Looks sound to me (pace the point about the 0.1% referring to individual sensitivity rather than batch quality).
You do realize that the vast majority of that soy is grown for use as animal feed, right?
I have no horse in this race – I don’t eat Soylent and don’t plan to – but to claim that they are just making shit up and throwing literally anything in a blender they can get away with that resembles food just isn’t true. They’ve researched this extensively, done experiments (on themselves, too), and consulted with a myriad of professional dieticians, nutritionists, and so on. They also listen to community feedback and have reformulated the stuff significantly based on what they learned at least five times so far over the last 3 years.
Now, whether they have done these things to @Ryuthrowsstuff’s personal satisfaction … I can’t say.
And none of this is to say they are right, or have done everything right. Like I said, I don’t ever plan to consume Soylent. But I have seen zero evidence that they are operating in bad faith. They are shipping a product they would personally consume for years.
Fair point but if you don’t get at least one nasty dose of the shits per year eating anything, you’re quite lucky.
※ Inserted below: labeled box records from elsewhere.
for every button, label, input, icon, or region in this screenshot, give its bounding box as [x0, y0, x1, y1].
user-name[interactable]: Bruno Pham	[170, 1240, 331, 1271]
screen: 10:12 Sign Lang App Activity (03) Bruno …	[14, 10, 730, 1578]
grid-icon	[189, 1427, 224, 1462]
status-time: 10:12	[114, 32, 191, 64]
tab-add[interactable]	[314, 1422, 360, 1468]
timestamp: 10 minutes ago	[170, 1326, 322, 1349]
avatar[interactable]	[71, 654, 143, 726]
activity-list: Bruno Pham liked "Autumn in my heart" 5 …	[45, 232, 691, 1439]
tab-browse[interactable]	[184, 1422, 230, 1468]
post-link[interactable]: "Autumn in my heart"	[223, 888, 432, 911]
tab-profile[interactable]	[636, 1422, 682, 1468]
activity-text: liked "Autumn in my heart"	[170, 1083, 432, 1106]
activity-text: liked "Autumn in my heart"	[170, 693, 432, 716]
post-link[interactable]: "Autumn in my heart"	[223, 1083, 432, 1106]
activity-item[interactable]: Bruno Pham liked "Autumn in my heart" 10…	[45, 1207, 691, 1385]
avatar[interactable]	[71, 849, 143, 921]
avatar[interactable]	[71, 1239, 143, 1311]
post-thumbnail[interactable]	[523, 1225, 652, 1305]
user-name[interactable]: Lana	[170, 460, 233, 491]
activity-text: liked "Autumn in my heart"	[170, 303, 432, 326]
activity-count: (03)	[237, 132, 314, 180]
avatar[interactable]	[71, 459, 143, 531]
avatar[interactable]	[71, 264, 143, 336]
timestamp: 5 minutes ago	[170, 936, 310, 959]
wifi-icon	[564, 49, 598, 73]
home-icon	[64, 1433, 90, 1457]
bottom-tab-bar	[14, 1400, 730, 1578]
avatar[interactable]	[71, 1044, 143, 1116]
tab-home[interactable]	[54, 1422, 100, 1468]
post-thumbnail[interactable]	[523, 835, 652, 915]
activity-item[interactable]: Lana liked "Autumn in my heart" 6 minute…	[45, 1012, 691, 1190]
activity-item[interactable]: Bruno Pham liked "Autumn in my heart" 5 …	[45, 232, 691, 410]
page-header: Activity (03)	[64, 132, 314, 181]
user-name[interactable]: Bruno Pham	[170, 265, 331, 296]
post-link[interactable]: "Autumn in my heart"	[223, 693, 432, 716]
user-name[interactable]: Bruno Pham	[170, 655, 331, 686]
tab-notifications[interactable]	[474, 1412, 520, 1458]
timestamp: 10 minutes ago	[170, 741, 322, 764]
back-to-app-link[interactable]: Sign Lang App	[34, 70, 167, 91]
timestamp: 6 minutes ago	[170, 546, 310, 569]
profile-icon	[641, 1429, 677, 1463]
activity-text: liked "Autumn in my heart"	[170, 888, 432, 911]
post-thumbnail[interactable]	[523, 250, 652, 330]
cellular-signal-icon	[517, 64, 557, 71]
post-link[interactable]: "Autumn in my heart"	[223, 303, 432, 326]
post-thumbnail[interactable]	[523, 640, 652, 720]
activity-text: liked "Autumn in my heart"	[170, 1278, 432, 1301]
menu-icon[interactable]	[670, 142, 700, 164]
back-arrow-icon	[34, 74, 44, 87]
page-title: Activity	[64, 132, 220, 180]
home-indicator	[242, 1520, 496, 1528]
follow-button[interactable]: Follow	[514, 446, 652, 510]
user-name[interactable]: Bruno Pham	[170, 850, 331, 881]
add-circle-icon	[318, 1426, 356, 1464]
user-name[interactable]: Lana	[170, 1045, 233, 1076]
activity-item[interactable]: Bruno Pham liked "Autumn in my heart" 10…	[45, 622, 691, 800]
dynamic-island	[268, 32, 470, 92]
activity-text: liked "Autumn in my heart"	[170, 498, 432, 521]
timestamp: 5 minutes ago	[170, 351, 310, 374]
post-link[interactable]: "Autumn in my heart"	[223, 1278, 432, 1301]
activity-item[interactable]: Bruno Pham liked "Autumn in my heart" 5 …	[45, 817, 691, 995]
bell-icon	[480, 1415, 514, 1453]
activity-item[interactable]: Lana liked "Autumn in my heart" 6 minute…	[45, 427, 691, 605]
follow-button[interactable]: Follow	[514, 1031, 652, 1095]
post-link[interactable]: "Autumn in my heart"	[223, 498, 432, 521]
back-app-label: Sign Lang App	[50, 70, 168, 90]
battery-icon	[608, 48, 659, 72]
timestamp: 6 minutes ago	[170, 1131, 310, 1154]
Also a fair point (though I must have the stomach of a concrete elephant, because it’s not happened to me for 11 years).
Though the symptoms listed weren’t just the shits, but uncontrollable shits plus vomiting and dehydration.
If that’s happening to you once a year, maybe you should consider tighter quality control on the restaurants you visit?
Except that it’s none of those things. Unless you compare it to the meat industry, which is a horribly low bar to set for declaring something more healthy, more environmentally conscious, and cheaper. If those were really their goals, they’d just start a vegan advocacy group or whatever. This is clearly a case of (software) engineers treating a non-engineering non-problem as an engineering problem, and being too smug to adequately properly test their solution to the (non-)problem before making the product publicly available.
You know those shitty infomercials that open with the obviously fake footage of someone failing to do something trivial before they try to sell you on their product that makes that trivial task easier? Soylent is basically following that model by ‘solving’ the problem of feeding yourself.
The huge amounts of soy farming that results in the massive deofrestation is grown to use as animal feed for the huge-and-growing livestock industry. If we cut out the unsustainable and wasteful practice of raising livestock for food, while there would likely be an increase in human consumption of soy, there would be an overall decrease in the amount of soy being used.
They’re trying to make a buck. The rest is just marketing. Meal replacements have existed forever. How do you sell it to people who don’t want to be associated with their usual market of elderly people? Marketing.
Pea protein is where the cutting edge meal replacements are going. No gastro problems - no phyto estrogens being added to people’s systems.
Has anyone thought that maybe the problem is that SOYLENT IS PEOPLE!! (really … all these comments and no one made this joke yet?)
The important thing to remember is Tuesday is Soylent Green day…
You beat me to the first Soylent green reference by four minutes.